You were funny and made all these exciting plans and…
and I felt excluded.” She managed to meet his eyes.
“We’re the same age, Isaac—it hurt that you guys thought of me as the Wicked Witch of the Math Department. ”
He knew his mouth had fallen open, and he was stunned—not just by how much she had revealed, but by how much he had misunderstood.
And how much she’d overheard—he and Roxy had apparently not been as adult in their immaturity as they’d thought.
And he felt compelled to make the same sort of confession.
“My late husband,” he said, “was… was really controlling. Those Wicked Witch comments you heard—one more person, even my boss, telling me what to do was… was going to make me hostile. It wasn’t your fault.” He gave her a small smile. “I’m so sorry we hurt your feelings.”

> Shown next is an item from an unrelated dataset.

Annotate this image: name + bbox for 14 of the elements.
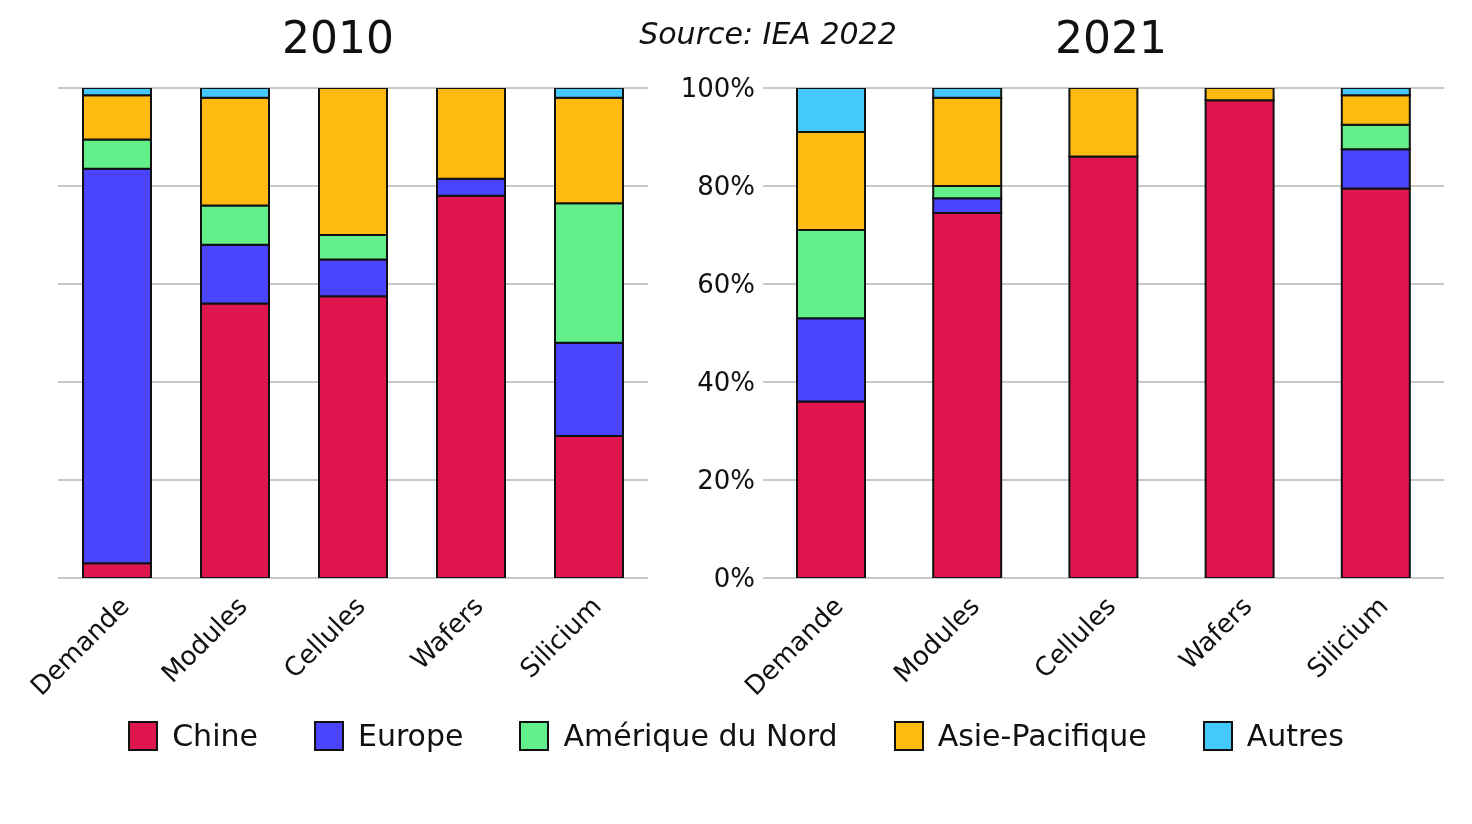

“I’m sorry your husband was shitty,” she said softly. “We had no idea. We thought you were in mourning, until this semester when….” She gave a little shrug. “You’ve been really happy this year. Tired, this last month, but happy.”
His lips quirked. “Want to see a picture?” he asked, and as she unwrapped her gift, he produced pictures on his phone.
Blessing Noelle, of course, and Allegra holding her infant daughter, and finally, with a burst of trust, the picture Allegra had forwarded to everybody of Isaac and Luca asleep on the couch, the baby tucked up against Isaac’s shoulder.
“Aw,” Paula murmured. “Uncle Isaac.” And then she unwrapped the cardigan, brown with autumn-purple-and-orange trim, that he’d created using a pattern based on the sweaters Paula usually wore when the weather got chilly.
Suddenly all talk of the baby disappeared as she wiped her red-rimmed eyes and said, “Oh, Isaac—I really love this color. How did you know?”
THE REST of the day was a blur—although he did remember Marcelle’s grateful hug when he opened his own gift and got a brown knit hat with Christmas lights dancing all over it, Isaac’s second-favorite item from the batch of repurposed alpaca that had changed his life that day in early May.
In the end, he’d left his cleaned, orderly room with an empty briefcase, because he’d gotten his grades in, and a clean conscience, because everybody who’d tried had passed.
He and Roxy had plans to get their families together on Christmas Eve, which was in three days, and Isaac, Allegra, and Luca would be all about Christmas prep between Saturday morning and that ring on the doorbell.